Distinct immune responses after infection between AD patients and healthy individuals

Contrary to expectations, cells derived from healthy individuals and those with AD exhibited comparable susceptibility to infection by SARS-CoV-2 virus, indicating no significant difference in initial infection rates between the two groups.

However, a significant contrast emerged in the gene activity of infected cells from individuals with AD. Their cells displayed heightened oxidative stress, altered immune responses, and substantial changes in genes related to olfaction when compared to olfactory mucosal cells from cognitively healthy individuals.

“The results suggest a plausible scenario where individuals affected by AD might face potentially more severe COVID-19 outcomes due to pre-existing inflammation in the olfactory mucosa,” says Ali Shahbaz, a doctoral researcher in Professor Katja Kanninen’s research group at the University of Eastern Finland and the first author of the study.

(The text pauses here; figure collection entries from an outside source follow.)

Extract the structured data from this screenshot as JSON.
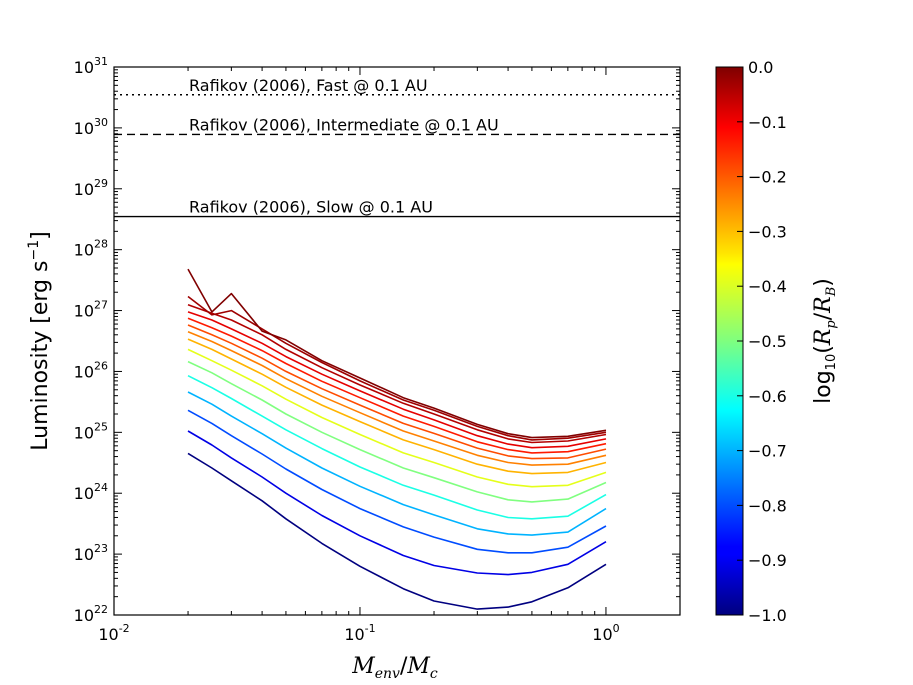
{
  "chart_data": {
    "type": "line",
    "xlabel": {
      "main": "M",
      "sub1": "env",
      "sep": "/",
      "main2": "M",
      "sub2": "c"
    },
    "ylabel": {
      "text": "Luminosity [erg s",
      "exp": "−1",
      "close": "]"
    },
    "xscale": "log",
    "yscale": "log",
    "xlim": [
      0.01,
      2.0
    ],
    "ylim": [
      1e+22,
      1e+31
    ],
    "x_ticks": [
      {
        "value": 0.01,
        "base": "10",
        "exp": "-2"
      },
      {
        "value": 0.1,
        "base": "10",
        "exp": "-1"
      },
      {
        "value": 1,
        "base": "10",
        "exp": "0"
      }
    ],
    "y_ticks": [
      {
        "value": 1e+22,
        "base": "10",
        "exp": "22"
      },
      {
        "value": 1e+23,
        "base": "10",
        "exp": "23"
      },
      {
        "value": 1e+24,
        "base": "10",
        "exp": "24"
      },
      {
        "value": 1e+25,
        "base": "10",
        "exp": "25"
      },
      {
        "value": 1e+26,
        "base": "10",
        "exp": "26"
      },
      {
        "value": 1e+27,
        "base": "10",
        "exp": "27"
      },
      {
        "value": 1e+28,
        "base": "10",
        "exp": "28"
      },
      {
        "value": 1e+29,
        "base": "10",
        "exp": "29"
      },
      {
        "value": 1e+30,
        "base": "10",
        "exp": "30"
      },
      {
        "value": 1e+31,
        "base": "10",
        "exp": "31"
      }
    ],
    "reference_lines": [
      {
        "label": "Rafikov (2006), Fast @ 0.1 AU",
        "y": 3.5e+30,
        "style": "dotted"
      },
      {
        "label": "Rafikov (2006), Intermediate @ 0.1 AU",
        "y": 7.8e+29,
        "style": "dashed"
      },
      {
        "label": "Rafikov (2006), Slow @ 0.1 AU",
        "y": 3.5e+28,
        "style": "solid"
      }
    ],
    "colorbar": {
      "label": {
        "func": "log",
        "sub": "10",
        "open": "(",
        "num": "R",
        "num_sub": "p",
        "sep": "/",
        "den": "R",
        "den_sub": "B",
        "close": ")"
      },
      "range": [
        -1.0,
        0.0
      ],
      "ticks": [
        "0.0",
        "−0.1",
        "−0.2",
        "−0.3",
        "−0.4",
        "−0.5",
        "−0.6",
        "−0.7",
        "−0.8",
        "−0.9",
        "−1.0"
      ],
      "colormap": "jet"
    },
    "x": [
      0.02,
      0.025,
      0.03,
      0.04,
      0.05,
      0.07,
      0.1,
      0.15,
      0.2,
      0.3,
      0.4,
      0.5,
      0.7,
      1.0
    ],
    "series": [
      {
        "param": -1.0,
        "values": [
          4.5e+24,
          2.6e+24,
          1.6e+24,
          7.5e+23,
          3.8e+23,
          1.5e+23,
          6.3e+22,
          2.7e+22,
          1.7e+22,
          1.25e+22,
          1.35e+22,
          1.65e+22,
          2.8e+22,
          6.8e+22
        ]
      },
      {
        "param": -0.9,
        "values": [
          1.05e+25,
          6.2e+24,
          3.8e+24,
          1.85e+24,
          1e+24,
          4.3e+23,
          2e+23,
          9.5e+22,
          6.5e+22,
          4.9e+22,
          4.6e+22,
          5e+22,
          6.8e+22,
          1.6e+23
        ]
      },
      {
        "param": -0.8,
        "values": [
          2.3e+25,
          1.4e+25,
          8.8e+24,
          4.4e+24,
          2.5e+24,
          1.15e+24,
          5.6e+23,
          2.8e+23,
          1.9e+23,
          1.2e+23,
          1.05e+23,
          1.05e+23,
          1.3e+23,
          2.9e+23
        ]
      },
      {
        "param": -0.7,
        "values": [
          4.6e+25,
          2.9e+25,
          1.85e+25,
          9.5e+24,
          5.5e+24,
          2.6e+24,
          1.3e+24,
          6.5e+23,
          4.4e+23,
          2.6e+23,
          2.15e+23,
          2.05e+23,
          2.3e+23,
          5.6e+23
        ]
      },
      {
        "param": -0.6,
        "values": [
          8.5e+25,
          5.4e+25,
          3.6e+25,
          1.85e+25,
          1.1e+25,
          5.4e+24,
          2.7e+24,
          1.35e+24,
          9.3e+23,
          5.3e+23,
          4e+23,
          3.8e+23,
          4.2e+23,
          9.5e+23
        ]
      },
      {
        "param": -0.5,
        "values": [
          1.45e+26,
          9.5e+25,
          6.3e+25,
          3.4e+25,
          2e+25,
          1e+25,
          5.2e+24,
          2.6e+24,
          1.8e+24,
          1.05e+24,
          7.8e+23,
          7.2e+23,
          8e+23,
          1.5e+24
        ]
      },
      {
        "param": -0.4,
        "values": [
          2.3e+26,
          1.5e+26,
          1.05e+26,
          5.8e+25,
          3.5e+25,
          1.75e+25,
          9.2e+24,
          4.6e+24,
          3.2e+24,
          1.85e+24,
          1.4e+24,
          1.28e+24,
          1.35e+24,
          2.2e+24
        ]
      },
      {
        "param": -0.3,
        "values": [
          3.4e+26,
          2.3e+26,
          1.6e+26,
          9e+25,
          5.5e+25,
          2.8e+25,
          1.5e+25,
          7.5e+24,
          5.2e+24,
          3e+24,
          2.3e+24,
          2.1e+24,
          2.2e+24,
          3.2e+24
        ]
      },
      {
        "param": -0.25,
        "values": [
          4.5e+26,
          3.1e+26,
          2.2e+26,
          1.25e+26,
          7.6e+25,
          3.9e+25,
          2.1e+25,
          1.05e+25,
          7.2e+24,
          4.2e+24,
          3.2e+24,
          2.9e+24,
          3e+24,
          4.2e+24
        ]
      },
      {
        "param": -0.2,
        "values": [
          5.8e+26,
          4e+26,
          2.9e+26,
          1.65e+26,
          1e+26,
          5.2e+25,
          2.8e+25,
          1.4e+25,
          9.6e+24,
          5.5e+24,
          4.1e+24,
          3.7e+24,
          3.8e+24,
          5.3e+24
        ]
      },
      {
        "param": -0.15,
        "values": [
          7.5e+26,
          5.2e+26,
          3.8e+26,
          2.2e+26,
          1.35e+26,
          6.9e+25,
          3.7e+25,
          1.85e+25,
          1.25e+25,
          7e+24,
          5.2e+24,
          4.6e+24,
          4.8e+24,
          6.5e+24
        ]
      },
      {
        "param": -0.1,
        "values": [
          9.5e+26,
          7e+26,
          5e+26,
          2.9e+26,
          1.75e+26,
          9e+25,
          4.8e+25,
          2.4e+25,
          1.6e+25,
          8.8e+24,
          6.4e+24,
          5.6e+24,
          5.9e+24,
          7.8e+24
        ]
      },
      {
        "param": -0.05,
        "values": [
          1.25e+27,
          9e+26,
          7e+26,
          4e+26,
          2.3e+26,
          1.15e+26,
          6e+25,
          3e+25,
          2e+25,
          1.1e+25,
          7.8e+24,
          6.8e+24,
          7.2e+24,
          9.2e+24
        ]
      },
      {
        "param": -0.03,
        "values": [
          1.7e+27,
          8.5e+26,
          1e+27,
          5e+26,
          2.9e+26,
          1.4e+26,
          7e+25,
          3.4e+25,
          2.3e+25,
          1.25e+25,
          8.8e+24,
          7.5e+24,
          8e+24,
          1e+25
        ]
      },
      {
        "param": 0.0,
        "values": [
          4.8e+27,
          9.5e+26,
          1.9e+27,
          4.6e+26,
          3.3e+26,
          1.5e+26,
          7.8e+25,
          3.7e+25,
          2.5e+25,
          1.35e+25,
          9.5e+24,
          8.2e+24,
          8.6e+24,
          1.08e+25
        ]
      }
    ]
  }
}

The present study represents a pivotal advancement in understanding the intricate interplay between COVID-19 and AD.

Funding: The study was funded by the Academy of Finland.

About this COVID-19 and Alzheimer’s disease research news

Author: Ulla Kaltiala
Source: University of Eastern Finland
Contact: Ulla Kaltiala – University of Eastern Finland
Image: The image is credited to Neuroscience News

Original Research: Open access.
Human-derived air–liquid interface cultures decipher Alzheimer’s disease–SARS-CoV-2 crosstalk in the olfactory mucosa” by Katja Kanninen et al. Journal of Neuroinflammation


Human-derived air–liquid interface cultures decipher Alzheimer’s disease–SARS-CoV-2 crosstalk in the olfactory mucosa


The neurological effects of the coronavirus disease of 2019 (COVID-19) raise concerns about potential long-term consequences, such as an increased risk of Alzheimer’s disease (AD). Neuroinflammation and other AD-associated pathologies are also suggested to increase the risk of serious SARS-CoV-2 infection. Anosmia is a common neurological symptom reported in COVID-19 and in early AD. The olfactory mucosa (OM) is important for the perception of smell and a proposed site of viral entry to the brain. However, little is known about SARS-CoV-2 infection at the OM of individuals with AD.

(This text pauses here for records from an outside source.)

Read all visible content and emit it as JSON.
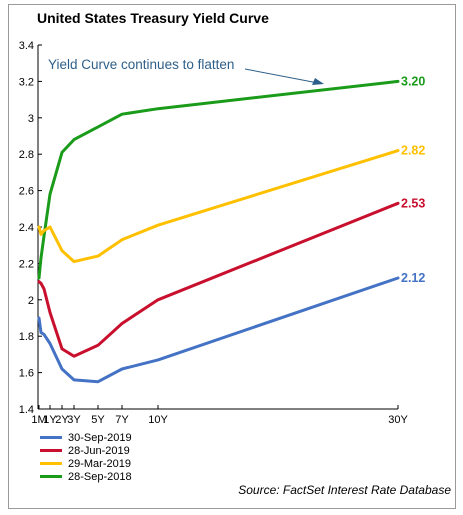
{
  "chart_data": {
    "type": "line",
    "title": "United States Treasury Yield Curve",
    "annotation": "Yield Curve continues to flatten",
    "source": "Source: FactSet Interest Rate Database",
    "xlabel": "",
    "ylabel": "",
    "ylim": [
      1.4,
      3.4
    ],
    "y_ticks": [
      1.4,
      1.6,
      1.8,
      2.0,
      2.2,
      2.4,
      2.6,
      2.8,
      3.0,
      3.2,
      3.4
    ],
    "y_tick_labels": [
      "1.4",
      "1.6",
      "1.8",
      "2",
      "2.2",
      "2.4",
      "2.6",
      "2.8",
      "3",
      "3.2",
      "3.4"
    ],
    "xlim_years": [
      0,
      30
    ],
    "x_ticks": [
      {
        "label": "1M",
        "years": 0.083
      },
      {
        "label": "1Y",
        "years": 1
      },
      {
        "label": "2Y",
        "years": 2
      },
      {
        "label": "3Y",
        "years": 3
      },
      {
        "label": "5Y",
        "years": 5
      },
      {
        "label": "7Y",
        "years": 7
      },
      {
        "label": "10Y",
        "years": 10
      },
      {
        "label": "30Y",
        "years": 30
      }
    ],
    "x_maturities_years": [
      0.083,
      0.25,
      0.5,
      1,
      2,
      3,
      5,
      7,
      10,
      30
    ],
    "grid": false,
    "legend_position": "bottom-left",
    "series": [
      {
        "name": "30-Sep-2019",
        "color": "#4472c4",
        "values": [
          1.9,
          1.82,
          1.81,
          1.76,
          1.62,
          1.56,
          1.55,
          1.62,
          1.67,
          2.12
        ],
        "end_label": "2.12"
      },
      {
        "name": "28-Jun-2019",
        "color": "#c8102e",
        "values": [
          2.1,
          2.09,
          2.06,
          1.93,
          1.73,
          1.69,
          1.75,
          1.87,
          2.0,
          2.53
        ],
        "end_label": "2.53"
      },
      {
        "name": "29-Mar-2019",
        "color": "#ffc000",
        "values": [
          2.4,
          2.36,
          2.38,
          2.4,
          2.27,
          2.21,
          2.24,
          2.33,
          2.41,
          2.82
        ],
        "end_label": "2.82"
      },
      {
        "name": "28-Sep-2018",
        "color": "#1a9c1a",
        "values": [
          2.12,
          2.23,
          2.35,
          2.58,
          2.81,
          2.88,
          2.95,
          3.02,
          3.05,
          3.2
        ],
        "end_label": "3.20"
      }
    ]
  }
}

To address this gap, we established a 3D in vitro model of the OM from primary cells derived from cognitively healthy and AD individuals. We cultured the cells at the air–liquid interface (ALI) to study SARS-CoV-2 infection under controlled experimental conditions. Primary OM cells in ALI expressed angiotensin-converting enzyme 2 (ACE-2), neuropilin-1 (NRP-1), and several other known SARS-CoV-2 receptor and were highly vulnerable to infection. Infection was determined by secreted viral RNA content and confirmed with SARS-CoV-2 nucleocapsid protein (NP) in the infected cells by immunocytochemistry. Differential responses of healthy and AD individuals-derived OM cells to SARS-CoV-2 were determined by RNA sequencing.

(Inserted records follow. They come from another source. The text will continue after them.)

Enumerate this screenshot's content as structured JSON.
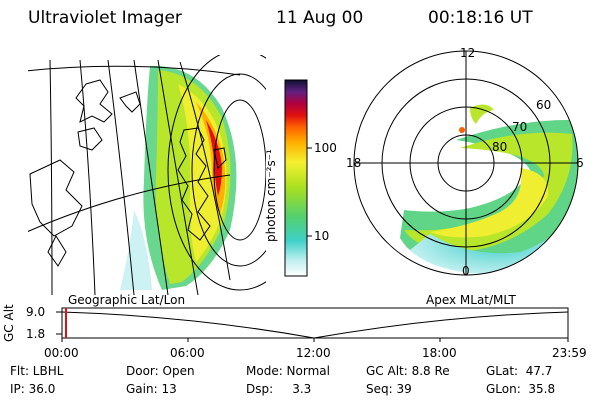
{
  "header": {
    "instrument": "Ultraviolet Imager",
    "date": "11 Aug 00",
    "time": "00:18:16 UT"
  },
  "left_panel": {
    "caption": "Geographic Lat/Lon"
  },
  "right_panel": {
    "caption": "Apex MLat/MLT",
    "mlt_labels": [
      "12",
      "18",
      "6",
      "0"
    ],
    "lat_labels": [
      "60",
      "70",
      "80"
    ]
  },
  "colorbar": {
    "unit_label": "photon cm⁻²s⁻¹",
    "ticks": [
      "100",
      "10"
    ]
  },
  "timeline": {
    "ylabel": "GC Alt",
    "yticks": [
      "9.0",
      "1.8"
    ],
    "xticks": [
      "00:00",
      "06:00",
      "12:00",
      "18:00",
      "23:59"
    ],
    "current_marker": "00:18"
  },
  "info": {
    "flt": "Flt: LBHL",
    "door": "Door: Open",
    "mode": "Mode: Normal",
    "gcalt": "GC Alt: 8.8 Re",
    "glat": "GLat:  47.7",
    "ip": "IP: 36.0",
    "gain": "Gain: 13",
    "dsp": "Dsp:     3.3",
    "seq": "Seq: 39",
    "glon": "GLon:  35.8"
  }
}
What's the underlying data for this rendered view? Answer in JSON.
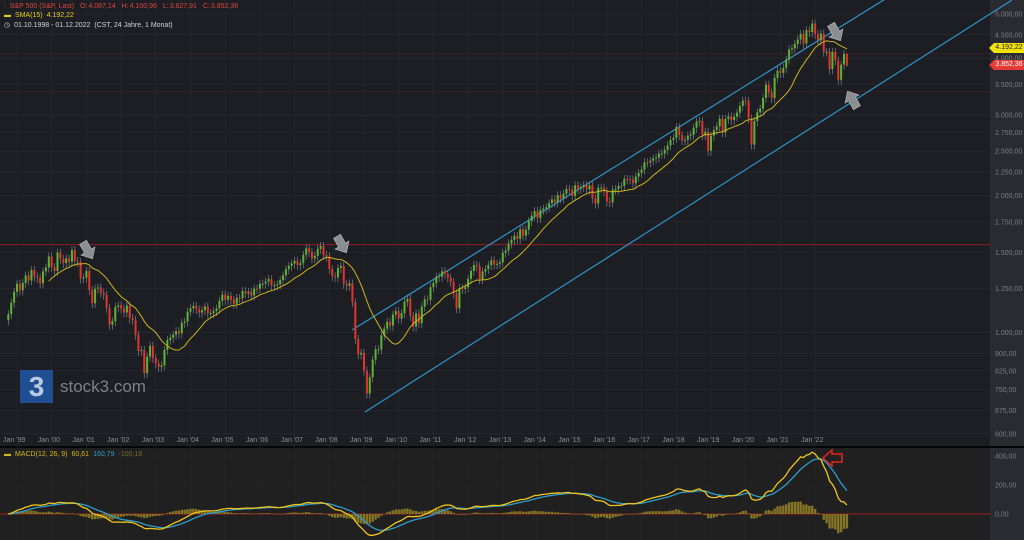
{
  "header": {
    "symbol_icon": "candlestick-icon",
    "instrument": "S&P 500 (S&P, Last)",
    "ohlc": {
      "o_label": "O:",
      "o": "4.087,14",
      "h_label": "H:",
      "h": "4.100,96",
      "l_label": "L:",
      "l": "3.827,91",
      "c_label": "C:",
      "c": "3.852,36"
    },
    "sma_label": "SMA(15)",
    "sma_value": "4.192,22",
    "range_icon": "clock-icon",
    "date_range": "01.10.1998 - 01.12.2022",
    "range_info": "(CST, 24 Jahre, 1 Monat)"
  },
  "price_tags": {
    "sma": "4.192,22",
    "last": "3.852,36"
  },
  "logo": {
    "mark": "3",
    "text": "stock3.com"
  },
  "macd_legend": {
    "label": "MACD(12, 26, 9)",
    "macd": "60,61",
    "signal": "160,79",
    "histogram": "-100,18"
  },
  "colors": {
    "up": "#5cb531",
    "down": "#e0352d",
    "sma": "#c9b418",
    "channel": "#2f93c9",
    "macd": "#f0c419",
    "signal": "#2f9cc9",
    "histogram": "#857425",
    "resistance": "#8e1d22",
    "arrow": "#8c8d90",
    "annotation": "#e8231d"
  },
  "chart_data": [
    {
      "type": "candlestick",
      "title": "S&P 500 (S&P, Last)",
      "x_start": "1998-10",
      "interval": "1 Monat",
      "y_scale": "log",
      "ylim": [
        560,
        5300
      ],
      "grid": true,
      "y_ticks": [
        "5.000,00",
        "4.500,00",
        "4.000,00",
        "3.500,00",
        "3.000,00",
        "2.750,00",
        "2.500,00",
        "2.250,00",
        "2.000,00",
        "1.750,00",
        "1.500,00",
        "1.250,00",
        "1.000,00",
        "900,00",
        "825,00",
        "750,00",
        "675,00",
        "600,00"
      ],
      "y_tick_values": [
        5000,
        4500,
        4000,
        3500,
        3000,
        2750,
        2500,
        2250,
        2000,
        1750,
        1500,
        1250,
        1000,
        900,
        825,
        750,
        675,
        600
      ],
      "x_ticks": [
        "Jan '99",
        "Jan '00",
        "Jan '01",
        "Jan '02",
        "Jan '03",
        "Jan '04",
        "Jan '05",
        "Jan '06",
        "Jan '07",
        "Jan '08",
        "Jan '09",
        "Jan '10",
        "Jan '11",
        "Jan '12",
        "Jan '13",
        "Jan '14",
        "Jan '15",
        "Jan '16",
        "Jan '17",
        "Jan '18",
        "Jan '19",
        "Jan '20",
        "Jan '21",
        "Jan '22"
      ],
      "close": [
        1098,
        1163,
        1229,
        1280,
        1238,
        1286,
        1335,
        1302,
        1373,
        1329,
        1320,
        1283,
        1363,
        1389,
        1469,
        1394,
        1366,
        1499,
        1452,
        1421,
        1455,
        1431,
        1518,
        1437,
        1429,
        1315,
        1320,
        1366,
        1240,
        1160,
        1249,
        1256,
        1224,
        1211,
        1134,
        1041,
        1060,
        1139,
        1148,
        1130,
        1107,
        1147,
        1077,
        1067,
        990,
        912,
        916,
        815,
        886,
        936,
        880,
        856,
        841,
        848,
        917,
        964,
        975,
        990,
        1008,
        996,
        1051,
        1058,
        1112,
        1131,
        1145,
        1126,
        1107,
        1121,
        1141,
        1102,
        1104,
        1115,
        1130,
        1174,
        1212,
        1181,
        1204,
        1181,
        1157,
        1192,
        1191,
        1234,
        1220,
        1229,
        1207,
        1249,
        1248,
        1280,
        1281,
        1295,
        1311,
        1270,
        1270,
        1277,
        1304,
        1336,
        1378,
        1401,
        1418,
        1438,
        1407,
        1421,
        1482,
        1531,
        1503,
        1455,
        1474,
        1527,
        1549,
        1481,
        1468,
        1379,
        1331,
        1323,
        1386,
        1400,
        1280,
        1267,
        1283,
        1166,
        969,
        896,
        903,
        826,
        735,
        798,
        873,
        919,
        919,
        987,
        1021,
        1057,
        1036,
        1096,
        1115,
        1074,
        1104,
        1169,
        1187,
        1089,
        1031,
        1102,
        1049,
        1141,
        1183,
        1181,
        1258,
        1286,
        1327,
        1326,
        1364,
        1345,
        1321,
        1292,
        1219,
        1131,
        1253,
        1247,
        1258,
        1312,
        1366,
        1408,
        1398,
        1310,
        1362,
        1379,
        1407,
        1441,
        1412,
        1416,
        1426,
        1498,
        1515,
        1569,
        1598,
        1631,
        1606,
        1686,
        1633,
        1682,
        1757,
        1806,
        1848,
        1783,
        1859,
        1872,
        1884,
        1924,
        1960,
        1931,
        2003,
        1972,
        2018,
        2068,
        2059,
        1995,
        2105,
        2068,
        2086,
        2107,
        2063,
        2104,
        1972,
        1920,
        2079,
        2080,
        2044,
        1940,
        1932,
        2060,
        2065,
        2097,
        2099,
        2174,
        2171,
        2168,
        2126,
        2199,
        2239,
        2279,
        2364,
        2363,
        2384,
        2412,
        2423,
        2470,
        2472,
        2519,
        2575,
        2648,
        2674,
        2824,
        2714,
        2641,
        2648,
        2705,
        2718,
        2816,
        2902,
        2914,
        2712,
        2760,
        2507,
        2704,
        2784,
        2834,
        2946,
        2752,
        2942,
        2980,
        2926,
        2977,
        3038,
        3141,
        3231,
        3226,
        2954,
        2585,
        2912,
        3044,
        3100,
        3271,
        3500,
        3363,
        3270,
        3622,
        3756,
        3714,
        3811,
        3973,
        4181,
        4204,
        4298,
        4395,
        4523,
        4308,
        4605,
        4567,
        4766,
        4516,
        4374,
        4530,
        4132,
        4132,
        3785,
        4130,
        3955,
        3586,
        3872,
        4087.14,
        3852.36
      ],
      "last_candle": {
        "open": 4087.14,
        "high": 4100.96,
        "low": 3827.91,
        "close": 3852.36
      },
      "overlays": [
        {
          "name": "SMA(15)",
          "period": 15
        }
      ],
      "trend_channel": "ascending",
      "resistance_line": 1560
    },
    {
      "type": "line",
      "title": "MACD(12, 26, 9)",
      "series": [
        {
          "name": "MACD",
          "fast": 12,
          "slow": 26
        },
        {
          "name": "Signal",
          "period": 9
        },
        {
          "name": "Histogram"
        }
      ],
      "y_ticks": [
        "400,00",
        "200,00",
        "0,00"
      ],
      "y_tick_values": [
        400,
        200,
        0
      ]
    }
  ]
}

Results indicate that cells derived from cognitively healthy donors and individuals with AD do not differ in susceptibility to infection with the wild-type SARS-CoV-2 virus. However, transcriptomic signatures in cells from individuals with AD are highly distinct. Specifically, the cells from AD patients that were infected with the virus showed increased levels of oxidative stress, desensitized inflammation and immune responses, and alterations to genes associated with olfaction. These results imply that individuals with AD may be at a greater risk of experiencing severe outcomes from the infection, potentially driven by pre-existing neuroinflammation.


The study sheds light on the interplay between AD pathology and SARS-CoV-2 infection. Altered transcriptomic signatures in AD cells may contribute to unique symptoms and a more severe disease course, with a notable involvement of neuroinflammation. Furthermore, the research emphasizes the need for targeted interventions to enhance outcomes for AD patients with viral infection. The study is crucial to better comprehend the relationship between AD, COVID-19, and anosmia. It highlights the importance of ongoing research to develop more effective treatments for those at high risk of severe SARS-CoV-2 infection.